Ma l’accountability è anche trasparenza, cioè la possibilità di accedere a informazioni chiare e facilmente interpretabili, una base per costruire non solo un dibattito democratico basato sui fatti, ma anche la possibilità di collaborazione e partecipazione, comprese nuove opportunità di contrasto alla corruzione.

Per Lucia Esposito in “Trasparenza e accountability nella Amministrazioni pubbliche in Diritto amministrativo, n 5 – maggio 2026”.

«Concetto di Accountability

Accezione anglosassone del principio di accountability

Tra i vari princìpi di prevenzione della corruzione previsti dalla Convenzione internazionale anticorruzione sopra citata, oltre quello di trasparency, è presente anche quello di accountability.

Si tratta del principio del “rendere conto”, ovvero dell’obbligo di dare conto del corretto utilizzo delle risorse pubbliche, cioè delle risorse che sono state assegnate per il raggiungimento delle finalità che l’amministrazione persegue.

Il termine, di origine anglosassone, si afferma negli anni 80 per rispondere alla necessità dei governi di rendere conto delle azioni pubbliche nei confronti della cittadinanza.

In quegli anni infatti, all’interno della pubblica amministrazione, si diffondono nuove tecniche di gestione manageriali che implicano l’esigenza di misurare e valutare le performance delle amministrazioni pubbliche.

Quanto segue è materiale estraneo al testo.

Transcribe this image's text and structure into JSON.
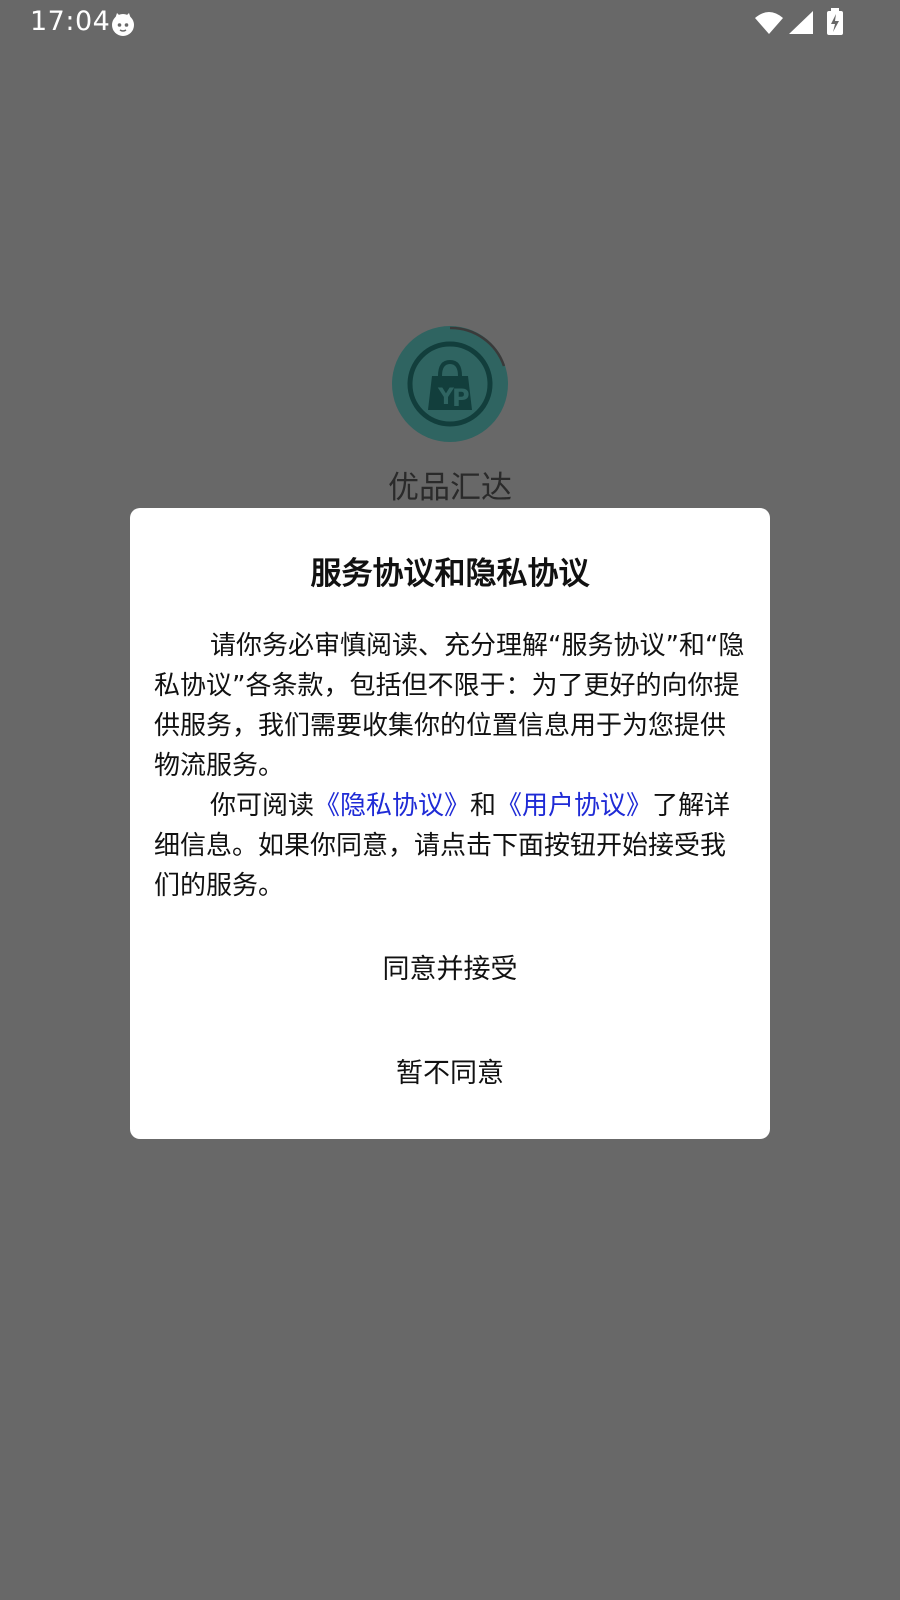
{
  "status_bar": {
    "time": "17:04",
    "icons": [
      "cat-icon",
      "wifi-icon",
      "signal-icon",
      "battery-charging-icon"
    ]
  },
  "splash": {
    "logo_icon": "shopping-bag-yp-logo",
    "app_name": "优品汇达",
    "logo_color": "#2f6461"
  },
  "dialog": {
    "title": "服务协议和隐私协议",
    "paragraph1": "请你务必审慎阅读、充分理解“服务协议”和“隐私协议”各条款，包括但不限于：为了更好的向你提供服务，我们需要收集你的位置信息用于为您提供物流服务。",
    "paragraph2_prefix": "你可阅读",
    "privacy_link": "《隐私协议》",
    "and_text": "和",
    "user_link": "《用户协议》",
    "paragraph2_suffix": "了解详细信息。如果你同意，请点击下面按钮开始接受我们的服务。",
    "agree_button": "同意并接受",
    "decline_button": "暂不同意",
    "link_color": "#1f2bd6"
  }
}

Si assiste quindi all’affermazione di nuovi paradigmi organizzativi della PA, basati sulla responsabilizzazione dei manager sui risultati, sulla direzione per obiettivi e sulla valutazione delle performance e aventi come precondizione imprescindibile la separazione tra politica e amministrazione (New Public Management).

A partire dagli anni 90 si assiste poi al passaggio dal government alla governance, basato principalmente sul coinvolgimento di tutti gli stakeholders socio-politici (Public Governance).

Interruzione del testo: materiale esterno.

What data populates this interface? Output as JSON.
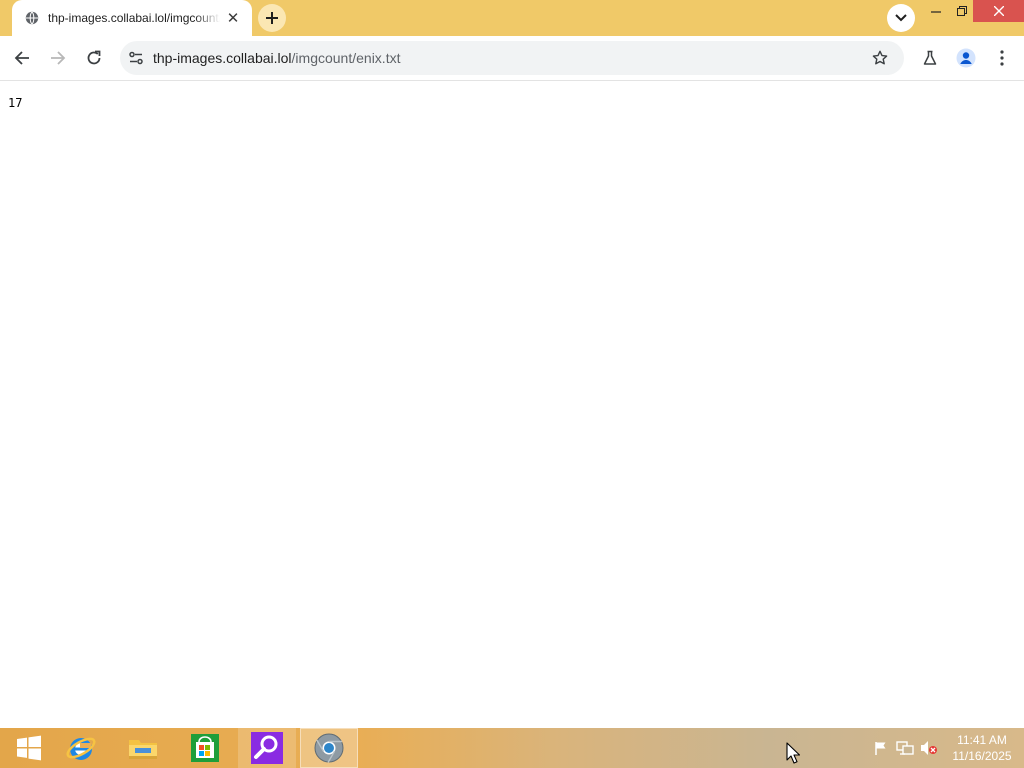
{
  "browser": {
    "tab": {
      "title": "thp-images.collabai.lol/imgcount/enix.txt",
      "favicon": "globe-icon"
    },
    "omnibox": {
      "url_host": "thp-images.collabai.lol",
      "url_path": "/imgcount/enix.txt"
    }
  },
  "page": {
    "text": "17"
  },
  "taskbar": {
    "items": [
      "start-icon",
      "internet-explorer-icon",
      "file-explorer-icon",
      "store-icon",
      "search-app-icon",
      "chrome-icon"
    ],
    "clock_time": "11:41 AM",
    "clock_date": "11/16/2025"
  },
  "colors": {
    "tabstrip": "#f0c968",
    "taskbar_start": "#e3a64a",
    "window_close": "#d9534f"
  }
}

Il nuovo paradigma di Public Governance, che non si sostituisce al NPM, ma si aggiunge ad esso, superandone alcune criticità, è incentrato, oltre che sulla partecipazione ai processi decisionali di attori non istituzionali, anche sulla cooperazione tra diversi livelli di governo, finalizzata comunque alla costruzione di processi decisionali partecipativi ed aperti.

Si tratta di una multilevel governance, poiché si registra un’azione coordinata di governo tra attori di natura diversa ai vari livelli istituzionali. Si pensi, a livello nazionale, ai bilanci partecipativi, ai piani strategici urbani ed ai piani sociali regionali, mentre, a livello sovranazionale, alle politiche di sviluppo economico e di coesione sociale cofinanziate dai fondi strutturali UE (ad esempio il FSE).»

Questo significa pubblicare sul sito istituzionale tutte le delibere e i provvedimenti di interesse degli iscritti per consentire agli stessi di partecipare alla gestione del patrimonio accumulato, che è la somma dei contributi individuali di ciascuno.